I didn’t like turning off the lights, but otherwise I couldn’t sleep.
A large, round moon hung outside my window, keeping me company.
I think it was nearly four when I suddenly opened my eyes in the darkness and saw the same white moon through the window, now veiled by torn strips of cloud carried off by the wind. I lifted myself on the mattress, trying to listen more closely.
It sounded like…
Someone was scratching at my door. A pitiful whine as well. Was it a dog? Only a dog made sounds like that, I knew it. Toby, Paul’s Labrador, used to do that when he urgently wanted to come inside and curl up at my husband’s feet. For some reason, the sound chilled my blood. Still, I got up and went downstairs. I wrapped myself in a thick blue bathrobe and grabbed a broom from the closet, just in case. I felt ridiculous. It was just a dog. Maybe the poor animal was freezing, separated from its family and looking for a place to spend the night. How embarrassing.
The little animal kept scratching at the door with its claws, whimpering, pounding.
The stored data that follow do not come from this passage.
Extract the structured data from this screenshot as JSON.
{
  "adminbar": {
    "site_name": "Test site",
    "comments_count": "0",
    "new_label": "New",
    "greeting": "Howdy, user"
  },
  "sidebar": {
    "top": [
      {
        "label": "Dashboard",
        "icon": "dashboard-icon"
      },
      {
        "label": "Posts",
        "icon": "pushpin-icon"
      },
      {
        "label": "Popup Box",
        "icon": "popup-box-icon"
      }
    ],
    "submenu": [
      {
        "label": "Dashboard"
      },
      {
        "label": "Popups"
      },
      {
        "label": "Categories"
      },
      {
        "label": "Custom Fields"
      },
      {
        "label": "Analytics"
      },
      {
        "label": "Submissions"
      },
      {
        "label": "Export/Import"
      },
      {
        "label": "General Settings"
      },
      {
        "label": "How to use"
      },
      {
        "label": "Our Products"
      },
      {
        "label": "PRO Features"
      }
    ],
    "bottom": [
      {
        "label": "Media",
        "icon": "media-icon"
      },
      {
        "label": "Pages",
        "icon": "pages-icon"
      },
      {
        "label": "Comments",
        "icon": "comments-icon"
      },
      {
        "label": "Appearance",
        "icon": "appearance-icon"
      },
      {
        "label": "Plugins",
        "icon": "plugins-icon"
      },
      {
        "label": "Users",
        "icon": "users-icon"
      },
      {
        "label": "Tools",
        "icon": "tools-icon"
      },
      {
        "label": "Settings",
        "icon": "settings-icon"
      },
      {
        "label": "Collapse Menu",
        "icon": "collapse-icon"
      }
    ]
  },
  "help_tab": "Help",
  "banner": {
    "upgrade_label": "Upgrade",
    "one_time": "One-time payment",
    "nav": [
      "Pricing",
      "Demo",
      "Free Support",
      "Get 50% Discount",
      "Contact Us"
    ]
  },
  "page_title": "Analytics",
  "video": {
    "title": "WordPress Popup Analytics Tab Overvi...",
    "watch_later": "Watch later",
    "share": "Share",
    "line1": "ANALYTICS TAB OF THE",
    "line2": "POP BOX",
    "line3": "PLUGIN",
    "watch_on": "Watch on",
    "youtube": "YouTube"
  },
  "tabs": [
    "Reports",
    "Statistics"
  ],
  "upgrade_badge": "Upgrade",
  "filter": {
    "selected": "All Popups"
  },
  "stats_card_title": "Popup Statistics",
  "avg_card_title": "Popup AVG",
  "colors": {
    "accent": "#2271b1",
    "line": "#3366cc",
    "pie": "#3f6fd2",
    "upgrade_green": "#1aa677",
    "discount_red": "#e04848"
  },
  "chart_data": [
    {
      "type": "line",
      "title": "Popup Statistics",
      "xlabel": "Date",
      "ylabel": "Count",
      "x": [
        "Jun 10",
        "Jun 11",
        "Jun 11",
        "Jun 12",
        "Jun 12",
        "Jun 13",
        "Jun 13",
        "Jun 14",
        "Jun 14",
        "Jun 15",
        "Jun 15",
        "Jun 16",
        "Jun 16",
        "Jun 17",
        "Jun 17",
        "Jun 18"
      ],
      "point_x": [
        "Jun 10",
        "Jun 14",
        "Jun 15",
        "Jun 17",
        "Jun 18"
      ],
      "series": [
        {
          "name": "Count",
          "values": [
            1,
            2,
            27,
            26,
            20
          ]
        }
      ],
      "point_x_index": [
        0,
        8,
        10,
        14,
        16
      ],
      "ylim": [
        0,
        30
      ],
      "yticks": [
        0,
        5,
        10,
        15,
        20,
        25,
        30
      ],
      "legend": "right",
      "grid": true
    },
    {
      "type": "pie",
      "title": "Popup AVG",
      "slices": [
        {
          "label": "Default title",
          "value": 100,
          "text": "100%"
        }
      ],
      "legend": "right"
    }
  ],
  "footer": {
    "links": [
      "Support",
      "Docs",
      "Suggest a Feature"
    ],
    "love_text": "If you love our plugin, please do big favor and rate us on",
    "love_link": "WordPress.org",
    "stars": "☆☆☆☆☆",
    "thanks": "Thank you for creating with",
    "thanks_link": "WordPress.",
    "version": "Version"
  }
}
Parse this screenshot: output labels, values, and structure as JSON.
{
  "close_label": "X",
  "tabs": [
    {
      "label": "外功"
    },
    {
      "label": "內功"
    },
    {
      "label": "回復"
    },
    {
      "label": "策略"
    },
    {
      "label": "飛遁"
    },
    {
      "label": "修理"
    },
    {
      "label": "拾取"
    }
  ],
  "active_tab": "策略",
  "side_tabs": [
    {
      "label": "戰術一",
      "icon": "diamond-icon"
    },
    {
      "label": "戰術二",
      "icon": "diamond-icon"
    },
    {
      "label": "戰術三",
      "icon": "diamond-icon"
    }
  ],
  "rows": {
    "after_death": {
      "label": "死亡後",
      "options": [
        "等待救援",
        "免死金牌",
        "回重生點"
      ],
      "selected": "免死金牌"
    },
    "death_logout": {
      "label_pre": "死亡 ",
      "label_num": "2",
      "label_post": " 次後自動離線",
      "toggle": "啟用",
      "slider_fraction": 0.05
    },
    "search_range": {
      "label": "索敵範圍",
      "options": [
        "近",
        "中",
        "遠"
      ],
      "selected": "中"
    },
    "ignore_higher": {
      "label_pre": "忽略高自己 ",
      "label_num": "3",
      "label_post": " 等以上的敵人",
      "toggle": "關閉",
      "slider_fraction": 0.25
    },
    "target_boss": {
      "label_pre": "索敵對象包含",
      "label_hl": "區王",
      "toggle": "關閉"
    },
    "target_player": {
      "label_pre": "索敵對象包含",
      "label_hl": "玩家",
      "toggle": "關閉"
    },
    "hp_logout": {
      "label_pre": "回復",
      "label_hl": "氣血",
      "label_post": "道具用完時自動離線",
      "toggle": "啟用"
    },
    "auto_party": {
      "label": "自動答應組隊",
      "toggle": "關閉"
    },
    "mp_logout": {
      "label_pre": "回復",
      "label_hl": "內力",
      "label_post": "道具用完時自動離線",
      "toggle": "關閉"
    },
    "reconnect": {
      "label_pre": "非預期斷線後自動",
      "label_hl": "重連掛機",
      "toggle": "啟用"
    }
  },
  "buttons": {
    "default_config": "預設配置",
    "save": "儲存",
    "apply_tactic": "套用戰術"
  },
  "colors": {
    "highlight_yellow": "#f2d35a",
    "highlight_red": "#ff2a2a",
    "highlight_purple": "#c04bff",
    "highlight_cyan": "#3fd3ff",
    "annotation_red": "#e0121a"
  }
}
It was pounding hard, actually. As if it were throwing its shoulder against the door—but I didn’t connect that to anything at the time. I turned on the lights on the ground floor and left the broom by the coat rack.
When I opened the door, however, I saw a child.
Or a cub.
At that moment, I couldn’t define what it was.
I can’t even describe the scream I let out when I recognized its shape in the shadow of the porch. I stumbled backward, forgetting about the door and the fact that it could come inside, and I screamed again when the creature’s whimpering grew louder. It was curled up on the wooden floor and crawled in until it reached the rug, its snout pressed close to the level of the boards and its eyes fixed on me, its pupils extremely dilated by the light of the energy-saving lamps. Its eyes were large, glassy, and blue. A deep blue. Human. Too human…
I climbed onto the couch and screamed again, trembling all over.